Jakub,
the following patch series implements the reduction handling for OpenACC:
01-trunk-reductions-core-1102.patch Core execution changes
02-trunk-reductions-ptx-1102.patch PTX backend bits
03-trunk-reductions-tests-1102.patch Testcases
The reduction mechanism relies on a new internal builtin -- IFN_GOACC_REDUCTION,
which is used in 4 different places. IYR the loop partionining is managed with
FORK and JOIN unique_fn markers. The reductions go around these as follows:
IFN_UNIQUE (HEAD_MARKER ...)
IFN_REDUCTION (SETUP ...)
IFN_UNIQUE (FORK ...)
IFN_REDUCTION (INIT ...)
IFN_UNIQUE (HEAD_MARKER)
<loop here>
IFN_UNIQUE (TAIL_MARKER ...)
IFN_REDUCTION (FINI ...)
IFN_UNIQUE (JOIN ...)
IFN_REDUCTION (TEARDOWN ...)
IFN_UNIQUE (TAIL_MARKER)
There's a quad of functions for each reduction variable of the loop. If a loop
is partitioned over multiple dimensions, there are additional quads for each
dimension, surrounding the fork/join for that dimension.
All the reduction calls look similar and are:
V = REDUCTION (KIND, REF_TO_RES, LOCAL_VAR, LEVEL, OP, OFFSET)
REF_TO_RES is a pointer to a reciever object. it is a null pointer constant if
there is no such object.
LOCAL_VAR is the executing thread's instance of the reduction variable.
LEVEL is the dimension across which this reduction is partitiong (gang, worker,
vector). As with the head/tail markers,this assignment of level is deferred to
the target compiler.
OP is the reduction operator
OFFSET is an offset into a hypothetical buffer allocated for all the reductions
of this particular loop. It's a way of identifying which quad of reductions
apply to the same logical variable, and happens to be useful in some use cases
(I'll expand on that in the PTX fragment).
All these functions return a new value for the local variable.

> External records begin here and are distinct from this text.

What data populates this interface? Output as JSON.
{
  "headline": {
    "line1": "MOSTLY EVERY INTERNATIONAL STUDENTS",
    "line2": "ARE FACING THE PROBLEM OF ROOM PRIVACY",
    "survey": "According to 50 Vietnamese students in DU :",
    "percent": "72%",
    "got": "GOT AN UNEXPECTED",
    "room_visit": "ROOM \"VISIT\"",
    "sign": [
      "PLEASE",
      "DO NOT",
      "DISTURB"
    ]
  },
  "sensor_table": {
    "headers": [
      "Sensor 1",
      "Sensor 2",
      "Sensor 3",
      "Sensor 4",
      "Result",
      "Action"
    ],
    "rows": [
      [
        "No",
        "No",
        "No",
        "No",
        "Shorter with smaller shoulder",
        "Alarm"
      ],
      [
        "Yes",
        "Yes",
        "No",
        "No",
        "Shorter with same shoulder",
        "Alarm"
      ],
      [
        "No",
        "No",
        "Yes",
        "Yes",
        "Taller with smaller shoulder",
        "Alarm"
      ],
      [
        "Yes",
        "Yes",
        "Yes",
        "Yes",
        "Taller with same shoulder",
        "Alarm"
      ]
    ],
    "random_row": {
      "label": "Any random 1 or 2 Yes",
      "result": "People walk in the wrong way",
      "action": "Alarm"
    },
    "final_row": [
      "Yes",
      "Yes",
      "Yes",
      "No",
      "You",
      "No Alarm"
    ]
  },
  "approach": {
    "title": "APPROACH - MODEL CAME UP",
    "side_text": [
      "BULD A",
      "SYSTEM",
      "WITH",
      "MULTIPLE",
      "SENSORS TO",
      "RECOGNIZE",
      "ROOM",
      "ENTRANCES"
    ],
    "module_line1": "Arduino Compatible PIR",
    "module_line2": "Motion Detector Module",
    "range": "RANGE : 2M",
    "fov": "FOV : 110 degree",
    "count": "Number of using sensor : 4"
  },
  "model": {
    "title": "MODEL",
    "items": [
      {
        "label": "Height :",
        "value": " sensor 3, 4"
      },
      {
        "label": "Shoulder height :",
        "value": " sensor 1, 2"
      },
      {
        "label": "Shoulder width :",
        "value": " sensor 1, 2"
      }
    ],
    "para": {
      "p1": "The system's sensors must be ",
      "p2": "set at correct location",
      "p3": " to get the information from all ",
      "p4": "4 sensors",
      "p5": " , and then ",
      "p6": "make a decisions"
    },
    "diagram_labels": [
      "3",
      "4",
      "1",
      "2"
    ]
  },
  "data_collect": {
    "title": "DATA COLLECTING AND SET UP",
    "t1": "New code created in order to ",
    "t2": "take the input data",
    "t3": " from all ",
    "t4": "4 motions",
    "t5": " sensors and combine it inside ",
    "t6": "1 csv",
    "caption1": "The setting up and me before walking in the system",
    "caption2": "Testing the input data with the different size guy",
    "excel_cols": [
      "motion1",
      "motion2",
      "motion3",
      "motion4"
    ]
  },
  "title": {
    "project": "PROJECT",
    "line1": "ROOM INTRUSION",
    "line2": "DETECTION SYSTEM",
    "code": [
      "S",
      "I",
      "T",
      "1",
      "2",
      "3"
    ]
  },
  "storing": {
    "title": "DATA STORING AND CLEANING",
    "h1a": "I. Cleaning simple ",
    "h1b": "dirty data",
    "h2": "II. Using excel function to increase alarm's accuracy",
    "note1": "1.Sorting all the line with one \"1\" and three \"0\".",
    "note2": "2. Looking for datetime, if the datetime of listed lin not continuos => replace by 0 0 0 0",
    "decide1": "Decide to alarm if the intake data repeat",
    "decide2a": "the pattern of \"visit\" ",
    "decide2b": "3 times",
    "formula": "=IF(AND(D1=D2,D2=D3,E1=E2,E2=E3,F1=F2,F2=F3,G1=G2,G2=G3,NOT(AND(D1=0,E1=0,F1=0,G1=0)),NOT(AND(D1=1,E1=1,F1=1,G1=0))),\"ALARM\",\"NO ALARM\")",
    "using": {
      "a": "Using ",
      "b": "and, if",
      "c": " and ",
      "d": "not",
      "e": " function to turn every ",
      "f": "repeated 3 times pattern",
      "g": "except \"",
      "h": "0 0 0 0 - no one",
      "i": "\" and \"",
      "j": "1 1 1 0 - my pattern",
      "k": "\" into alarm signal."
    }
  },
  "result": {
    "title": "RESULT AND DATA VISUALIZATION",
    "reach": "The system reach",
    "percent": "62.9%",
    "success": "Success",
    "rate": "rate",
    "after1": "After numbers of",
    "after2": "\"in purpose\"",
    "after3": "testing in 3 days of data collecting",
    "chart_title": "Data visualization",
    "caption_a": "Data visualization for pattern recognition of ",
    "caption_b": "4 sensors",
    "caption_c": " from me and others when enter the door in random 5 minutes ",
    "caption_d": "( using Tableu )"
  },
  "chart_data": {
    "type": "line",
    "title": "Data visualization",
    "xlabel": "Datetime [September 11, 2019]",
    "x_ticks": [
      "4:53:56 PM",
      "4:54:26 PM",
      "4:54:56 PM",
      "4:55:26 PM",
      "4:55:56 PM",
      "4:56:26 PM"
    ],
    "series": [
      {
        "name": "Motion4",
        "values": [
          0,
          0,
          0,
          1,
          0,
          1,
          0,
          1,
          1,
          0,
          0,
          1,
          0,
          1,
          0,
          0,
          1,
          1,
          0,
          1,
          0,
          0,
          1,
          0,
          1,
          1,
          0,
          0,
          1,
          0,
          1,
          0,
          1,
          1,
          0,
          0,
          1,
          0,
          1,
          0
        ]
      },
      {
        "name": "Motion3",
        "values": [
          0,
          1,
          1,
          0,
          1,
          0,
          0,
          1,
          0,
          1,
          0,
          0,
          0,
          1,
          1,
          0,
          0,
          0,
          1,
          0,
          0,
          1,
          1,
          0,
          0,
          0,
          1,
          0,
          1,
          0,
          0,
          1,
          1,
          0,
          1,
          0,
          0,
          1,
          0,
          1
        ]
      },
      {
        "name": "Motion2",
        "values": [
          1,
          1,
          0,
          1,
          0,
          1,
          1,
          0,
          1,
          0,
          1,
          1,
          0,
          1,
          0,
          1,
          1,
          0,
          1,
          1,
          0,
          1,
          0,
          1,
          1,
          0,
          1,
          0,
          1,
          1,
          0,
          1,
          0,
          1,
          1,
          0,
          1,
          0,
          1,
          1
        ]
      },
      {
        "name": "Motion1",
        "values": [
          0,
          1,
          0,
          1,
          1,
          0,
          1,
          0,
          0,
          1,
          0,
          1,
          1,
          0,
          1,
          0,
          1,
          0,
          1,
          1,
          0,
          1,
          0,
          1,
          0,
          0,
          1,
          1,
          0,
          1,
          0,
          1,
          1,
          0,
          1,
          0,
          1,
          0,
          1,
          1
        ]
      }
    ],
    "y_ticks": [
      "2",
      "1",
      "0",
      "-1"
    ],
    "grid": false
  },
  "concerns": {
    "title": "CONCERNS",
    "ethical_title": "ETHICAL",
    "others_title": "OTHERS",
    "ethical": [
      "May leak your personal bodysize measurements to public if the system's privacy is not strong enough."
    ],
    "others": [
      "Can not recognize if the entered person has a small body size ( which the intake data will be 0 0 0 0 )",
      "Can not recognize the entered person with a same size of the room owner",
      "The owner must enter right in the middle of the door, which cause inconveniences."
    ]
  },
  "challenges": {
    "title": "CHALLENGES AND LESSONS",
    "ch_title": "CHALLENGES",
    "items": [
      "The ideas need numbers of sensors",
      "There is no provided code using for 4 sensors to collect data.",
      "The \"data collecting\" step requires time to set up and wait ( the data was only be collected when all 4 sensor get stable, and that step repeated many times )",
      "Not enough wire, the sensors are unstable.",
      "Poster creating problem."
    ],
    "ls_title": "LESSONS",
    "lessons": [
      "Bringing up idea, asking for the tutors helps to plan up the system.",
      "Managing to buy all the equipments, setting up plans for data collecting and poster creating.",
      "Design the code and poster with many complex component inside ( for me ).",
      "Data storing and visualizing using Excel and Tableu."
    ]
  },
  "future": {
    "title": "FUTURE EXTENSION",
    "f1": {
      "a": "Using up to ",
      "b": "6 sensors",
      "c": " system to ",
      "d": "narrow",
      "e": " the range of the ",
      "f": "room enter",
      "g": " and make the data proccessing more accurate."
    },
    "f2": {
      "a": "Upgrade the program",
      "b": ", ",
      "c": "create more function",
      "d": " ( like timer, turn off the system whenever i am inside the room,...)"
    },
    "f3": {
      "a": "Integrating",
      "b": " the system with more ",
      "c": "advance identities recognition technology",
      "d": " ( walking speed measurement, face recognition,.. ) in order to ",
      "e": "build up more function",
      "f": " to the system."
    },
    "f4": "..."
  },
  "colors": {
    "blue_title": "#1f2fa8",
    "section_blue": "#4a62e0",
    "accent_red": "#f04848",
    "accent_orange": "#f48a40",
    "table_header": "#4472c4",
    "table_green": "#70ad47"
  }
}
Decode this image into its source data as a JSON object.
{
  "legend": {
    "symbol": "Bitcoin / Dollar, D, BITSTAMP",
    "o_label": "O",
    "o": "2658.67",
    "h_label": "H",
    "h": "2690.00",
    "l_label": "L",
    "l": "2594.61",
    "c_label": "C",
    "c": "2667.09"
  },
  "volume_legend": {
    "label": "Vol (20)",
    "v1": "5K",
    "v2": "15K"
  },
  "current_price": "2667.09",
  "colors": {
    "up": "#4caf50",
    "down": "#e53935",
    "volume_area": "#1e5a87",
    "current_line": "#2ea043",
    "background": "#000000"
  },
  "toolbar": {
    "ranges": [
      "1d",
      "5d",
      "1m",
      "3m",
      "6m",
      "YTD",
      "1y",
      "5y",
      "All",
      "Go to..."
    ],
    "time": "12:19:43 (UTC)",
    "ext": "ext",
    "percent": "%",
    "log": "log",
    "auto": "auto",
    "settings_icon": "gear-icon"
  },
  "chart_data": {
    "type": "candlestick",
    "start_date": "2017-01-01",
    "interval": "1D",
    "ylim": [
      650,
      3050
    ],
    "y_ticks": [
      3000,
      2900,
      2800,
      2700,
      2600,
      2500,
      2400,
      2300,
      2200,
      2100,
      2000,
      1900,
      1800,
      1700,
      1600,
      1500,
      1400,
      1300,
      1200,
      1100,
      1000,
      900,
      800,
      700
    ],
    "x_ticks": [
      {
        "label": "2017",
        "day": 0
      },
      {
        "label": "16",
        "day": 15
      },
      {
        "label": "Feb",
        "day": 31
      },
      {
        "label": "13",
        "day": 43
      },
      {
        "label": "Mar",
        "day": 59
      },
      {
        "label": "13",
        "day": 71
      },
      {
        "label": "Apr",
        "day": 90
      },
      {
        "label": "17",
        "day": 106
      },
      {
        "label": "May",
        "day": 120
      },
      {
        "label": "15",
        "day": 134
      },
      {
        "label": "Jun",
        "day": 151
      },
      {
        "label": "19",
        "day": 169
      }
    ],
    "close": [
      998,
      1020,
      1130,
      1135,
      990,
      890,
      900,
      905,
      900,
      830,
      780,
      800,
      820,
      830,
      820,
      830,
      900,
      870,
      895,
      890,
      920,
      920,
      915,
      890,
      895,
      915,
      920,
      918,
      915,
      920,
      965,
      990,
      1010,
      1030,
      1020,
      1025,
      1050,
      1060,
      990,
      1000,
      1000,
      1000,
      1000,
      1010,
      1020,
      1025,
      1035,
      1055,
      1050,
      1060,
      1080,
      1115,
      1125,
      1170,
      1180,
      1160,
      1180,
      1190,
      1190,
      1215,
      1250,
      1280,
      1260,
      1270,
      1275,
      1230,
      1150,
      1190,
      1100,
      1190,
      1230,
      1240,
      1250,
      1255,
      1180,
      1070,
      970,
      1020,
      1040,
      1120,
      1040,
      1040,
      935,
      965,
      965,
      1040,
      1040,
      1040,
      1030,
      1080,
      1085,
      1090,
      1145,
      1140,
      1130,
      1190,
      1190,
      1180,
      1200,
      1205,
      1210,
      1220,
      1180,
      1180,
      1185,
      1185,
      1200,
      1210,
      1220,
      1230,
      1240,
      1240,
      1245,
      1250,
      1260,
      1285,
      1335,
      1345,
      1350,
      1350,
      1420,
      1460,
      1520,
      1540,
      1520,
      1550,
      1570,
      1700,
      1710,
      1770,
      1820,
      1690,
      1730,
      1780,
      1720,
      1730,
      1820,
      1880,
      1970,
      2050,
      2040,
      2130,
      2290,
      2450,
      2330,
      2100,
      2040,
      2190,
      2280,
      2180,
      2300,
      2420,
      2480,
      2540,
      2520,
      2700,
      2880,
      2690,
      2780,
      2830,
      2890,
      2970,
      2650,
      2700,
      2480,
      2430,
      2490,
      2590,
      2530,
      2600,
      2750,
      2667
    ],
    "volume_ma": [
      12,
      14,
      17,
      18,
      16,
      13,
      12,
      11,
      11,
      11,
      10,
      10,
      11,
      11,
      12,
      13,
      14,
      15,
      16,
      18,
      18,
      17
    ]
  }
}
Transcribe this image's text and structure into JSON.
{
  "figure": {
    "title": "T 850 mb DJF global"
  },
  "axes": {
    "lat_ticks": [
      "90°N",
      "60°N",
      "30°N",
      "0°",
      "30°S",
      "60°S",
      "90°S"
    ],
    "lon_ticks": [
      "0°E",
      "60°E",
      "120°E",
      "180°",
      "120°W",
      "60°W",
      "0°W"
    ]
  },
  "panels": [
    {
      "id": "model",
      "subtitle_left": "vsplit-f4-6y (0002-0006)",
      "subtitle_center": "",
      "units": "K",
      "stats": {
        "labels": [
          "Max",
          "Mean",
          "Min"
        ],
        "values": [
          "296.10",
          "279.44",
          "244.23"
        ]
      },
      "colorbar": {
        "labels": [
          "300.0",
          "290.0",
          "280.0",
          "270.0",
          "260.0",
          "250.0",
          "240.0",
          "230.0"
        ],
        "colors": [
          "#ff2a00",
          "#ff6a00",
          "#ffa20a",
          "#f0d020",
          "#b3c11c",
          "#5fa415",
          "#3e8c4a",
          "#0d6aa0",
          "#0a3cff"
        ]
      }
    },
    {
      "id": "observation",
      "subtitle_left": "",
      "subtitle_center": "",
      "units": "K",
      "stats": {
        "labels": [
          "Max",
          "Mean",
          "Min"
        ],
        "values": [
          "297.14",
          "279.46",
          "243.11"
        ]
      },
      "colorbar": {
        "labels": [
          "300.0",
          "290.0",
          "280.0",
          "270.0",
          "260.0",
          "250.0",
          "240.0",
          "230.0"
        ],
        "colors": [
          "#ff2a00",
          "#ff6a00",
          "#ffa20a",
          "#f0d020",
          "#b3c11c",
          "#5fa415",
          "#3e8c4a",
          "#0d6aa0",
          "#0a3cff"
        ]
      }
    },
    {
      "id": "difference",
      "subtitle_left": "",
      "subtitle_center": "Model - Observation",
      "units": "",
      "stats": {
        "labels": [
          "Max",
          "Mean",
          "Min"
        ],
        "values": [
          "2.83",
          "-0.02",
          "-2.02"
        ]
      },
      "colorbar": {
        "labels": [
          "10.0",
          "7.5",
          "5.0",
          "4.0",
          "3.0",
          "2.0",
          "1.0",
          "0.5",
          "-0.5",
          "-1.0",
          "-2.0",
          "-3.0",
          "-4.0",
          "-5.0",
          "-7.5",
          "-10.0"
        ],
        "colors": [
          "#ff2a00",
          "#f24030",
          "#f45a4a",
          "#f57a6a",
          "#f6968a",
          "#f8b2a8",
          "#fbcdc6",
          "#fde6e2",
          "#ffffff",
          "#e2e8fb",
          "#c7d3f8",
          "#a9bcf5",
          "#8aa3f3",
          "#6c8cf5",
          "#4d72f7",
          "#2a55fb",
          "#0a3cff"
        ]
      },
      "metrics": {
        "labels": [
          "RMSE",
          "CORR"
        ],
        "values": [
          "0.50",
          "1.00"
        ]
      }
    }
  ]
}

When everything collapses to a single thread (i.e. on the host), the
implementation of these functions is trivial.
SETUP
- if REF_TO_RES is not nullptrconst, return *REF_TO_RES, else return
LOCAL_VAR (this is a compile-time check)
INIT & FINI
- return LOCAL_VAR
TEARDOWN
- if REF_TO_RES is not nullptrconst *REF_TO_RES = LOCAL_VAR.
always return LOCAL_VAR